- Scientists raised questions on IAU’s decision regarding Pluto
- Scientist said – International Astronomical Union’s decision was ‘unscientific’
- Former NASA administrator Jim Bridenstine also considered Pluto to be a ‘planet’
The International Astronomical Union (IAU) classified Pluto as a ‘dwarf planet’ in 2006. The IAU claimed that Pluto failed to meet three key requirements to be classified as a full-fledged planet. In a research paper published in the scientific journal ‘Icarus’, the researchers argued that the IAU should change its position on Pluto. He said the IAU should scrap its non-scientific definition and teach revisionist history.
According to the IAU, for a celestial body to be considered a planet, it must be spherical, orbit a star and not have the same gravitational location with other objects in its orbit. However, researchers from universities, observatories and research institutes have criticized the decision. After studying the astronomical and planetary literature on the subject for five years, the researchers termed the IAU’s decision as “hurried”.
IAU’s decision was ‘unscientific’
They also claim that the decision was unscientific. Pluto’s planetary status has sparked much debate in the astronomical community since 2006. Despite the IAU’s ruling, some high-profile reports continue to refer to Pluto as a planet. An example is former NASA administrator Jim Bridenstine who announced in 2019 that he considered Pluto a planet. NASA scientist Alan Stern, who led New Horizon’s mission to Pluto, also said that he considers it a planet.

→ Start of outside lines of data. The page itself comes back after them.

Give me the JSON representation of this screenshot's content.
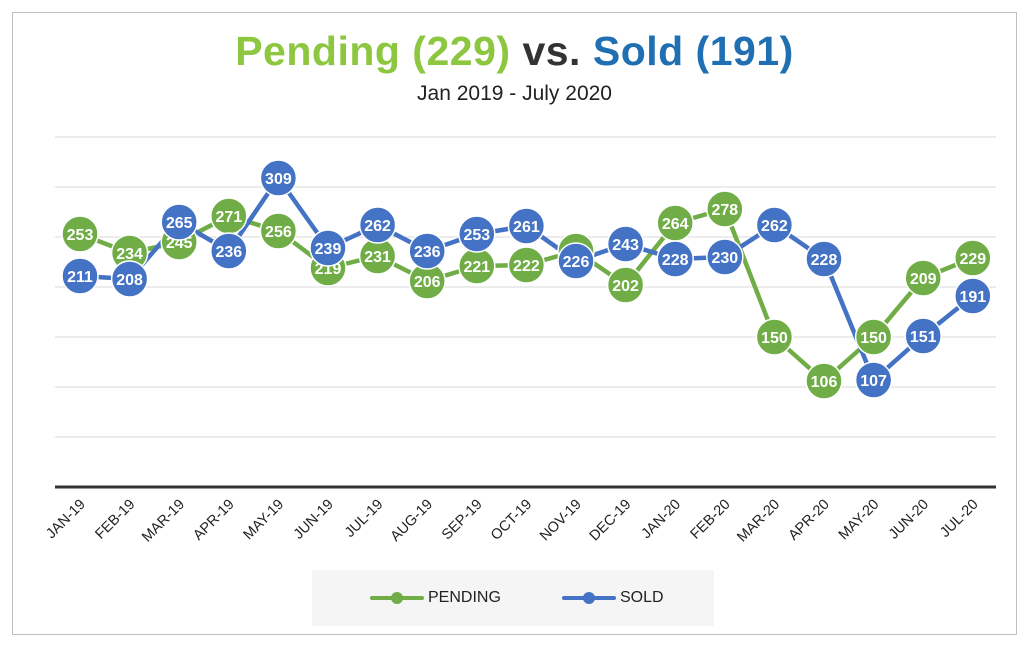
{
  "title": {
    "pending_text": "Pending (229)",
    "vs_text": "vs.",
    "sold_text": "Sold (191)"
  },
  "subtitle": "Jan 2019 - July 2020",
  "colors": {
    "pending": "#70ad47",
    "sold": "#4472c4",
    "title_pending": "#8dc63f",
    "title_sold": "#1f6fb2"
  },
  "legend": {
    "placement": "bottom",
    "pending_label": "PENDING",
    "sold_label": "SOLD"
  },
  "chart_data": {
    "type": "line",
    "title": "Pending (229) vs. Sold (191)",
    "subtitle": "Jan 2019 - July 2020",
    "categories": [
      "JAN-19",
      "FEB-19",
      "MAR-19",
      "APR-19",
      "MAY-19",
      "JUN-19",
      "JUL-19",
      "AUG-19",
      "SEP-19",
      "OCT-19",
      "NOV-19",
      "DEC-19",
      "JAN-20",
      "FEB-20",
      "MAR-20",
      "APR-20",
      "MAY-20",
      "JUN-20",
      "JUL-20"
    ],
    "series": [
      {
        "name": "PENDING",
        "values": [
          253,
          234,
          245,
          271,
          256,
          219,
          231,
          206,
          221,
          222,
          236,
          202,
          264,
          278,
          150,
          106,
          150,
          209,
          229
        ]
      },
      {
        "name": "SOLD",
        "values": [
          211,
          208,
          265,
          236,
          309,
          239,
          262,
          236,
          253,
          261,
          226,
          243,
          228,
          230,
          262,
          228,
          107,
          151,
          191
        ]
      }
    ],
    "ylim": [
      0,
      350
    ],
    "grid": true,
    "xlabel": "",
    "ylabel": ""
  }
}
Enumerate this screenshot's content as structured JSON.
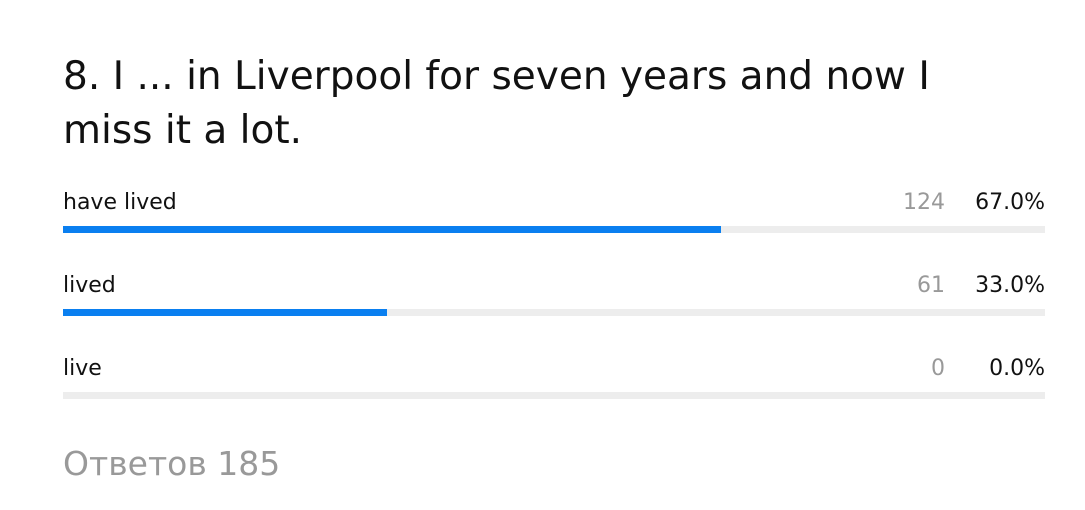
{
  "question": "8. I ... in Liverpool for seven years and now I miss it a lot.",
  "options": [
    {
      "label": "have lived",
      "count": 124,
      "percent": {
        "value": 67.0,
        "label": "67.0%"
      }
    },
    {
      "label": "lived",
      "count": 61,
      "percent": {
        "value": 33.0,
        "label": "33.0%"
      }
    },
    {
      "label": "live",
      "count": 0,
      "percent": {
        "value": 0.0,
        "label": "0.0%"
      }
    }
  ],
  "footer": "Ответов 185"
}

Strange figures seen on Pluto
When NASA’s New Horizons spacecraft took off in space in 2015, it took some amazing pictures. It also included stunning photos of ‘Sputnik Planitia’, one of Pluto’s largest craters. An unusual pattern of strange figures carved on the surface can be seen in the photographs. The “polygonal or cellular” shapes are thought to be the result of heat exchange in the nitrogen ice layer covering the dwarf planet, according to NASA.
The US Space Agency said that the surface of Sputnik Planitia appears dark towards the edge. Which possibly indicates a change in the structure or texture of the surface. The dark bumps on the sides of the cell are probably ‘icebergs’ of dirty water floating in the dense solid nitrogen. A team of international researchers, including experts from the University of Exeter, has described how these unusual structures took their shape. Sputnik Planitia is a large crater located in the northern hemisphere of the planet, with a plain as large as a small country.